The word ‘integrate(d)’ features only 52 times in the 171 page health plan. This stands out to me as significant because shifting care into the community is not enough, we must see the fulfilment of fully integrated community services. Isolating secondary care from communities (hospitals are in communities by the way) is concerning because Integrated Care Boards (ICBs) may struggle to fulfil the accountability aspect of their role as strategic commissioners of NHS services, as the new guardians of the neighbourhood health model, due to significant budget cuts and reduced staff size.

A June 2025 report commissioned by the Constitution Society highlights: ‘NHS accountability mechanisms remain largely invisible to the public. A striking 91.9% of survey respondents reported no direct engagement’.

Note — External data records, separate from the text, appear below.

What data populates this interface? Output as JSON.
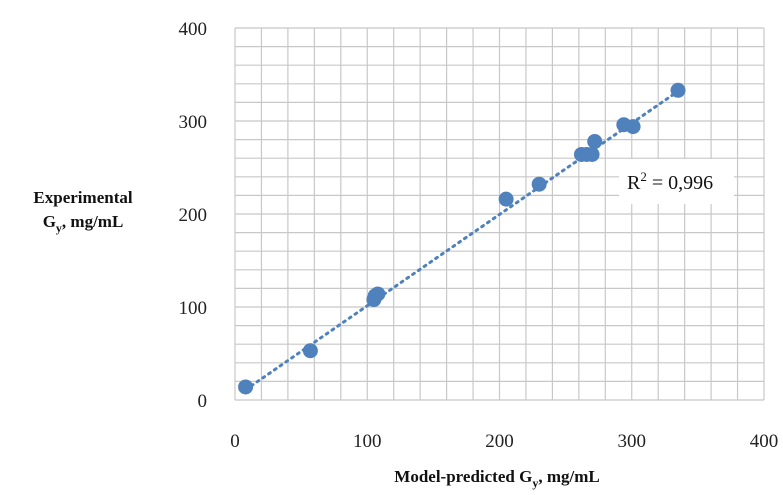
{
  "chart_data": {
    "type": "scatter",
    "xlim": [
      0,
      400
    ],
    "ylim": [
      0,
      400
    ],
    "xticks": [
      "0",
      "100",
      "200",
      "300",
      "400"
    ],
    "yticks": [
      "0",
      "100",
      "200",
      "300",
      "400"
    ],
    "xlabel": {
      "main": "Model-predicted G",
      "sub": "y",
      "unit": ", mg/mL"
    },
    "ylabel": {
      "line1": "Experimental",
      "main": "G",
      "sub": "y",
      "unit": ", mg/mL"
    },
    "grid": true,
    "series": [
      {
        "color": "#4f81bd",
        "points": [
          {
            "x": 8,
            "y": 14
          },
          {
            "x": 57,
            "y": 53
          },
          {
            "x": 105,
            "y": 108
          },
          {
            "x": 106,
            "y": 112
          },
          {
            "x": 108,
            "y": 114
          },
          {
            "x": 205,
            "y": 216
          },
          {
            "x": 230,
            "y": 232
          },
          {
            "x": 262,
            "y": 264
          },
          {
            "x": 266,
            "y": 264
          },
          {
            "x": 270,
            "y": 264
          },
          {
            "x": 272,
            "y": 278
          },
          {
            "x": 294,
            "y": 296
          },
          {
            "x": 301,
            "y": 294
          },
          {
            "x": 335,
            "y": 333
          }
        ]
      }
    ],
    "trendline": {
      "style": "dotted",
      "color": "#4f81bd",
      "from": {
        "x": 8,
        "y": 11
      },
      "to": {
        "x": 336,
        "y": 333
      }
    },
    "annotation": {
      "base": "R",
      "sup": "2",
      "rest": " = 0,996"
    }
  }
}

An NHS app won’t fix the deeper structural opacity facing service users and carers. As strategy and governance become ever more centralised, questions of accountability grow louder. What’s needed now is a genuine shift towards multidisciplinary working and live, person-centred care plans—practical tools that could thread together holistic, preventative care without placing unrealistic demands on clinicians. This isn’t just about improving outcomes; it’s about recognising the long-marginalised role of adult social care and delivering on the promise of the NHS neighbourhood health guidelines for 2025/26. Reform can’t wait—nor should it.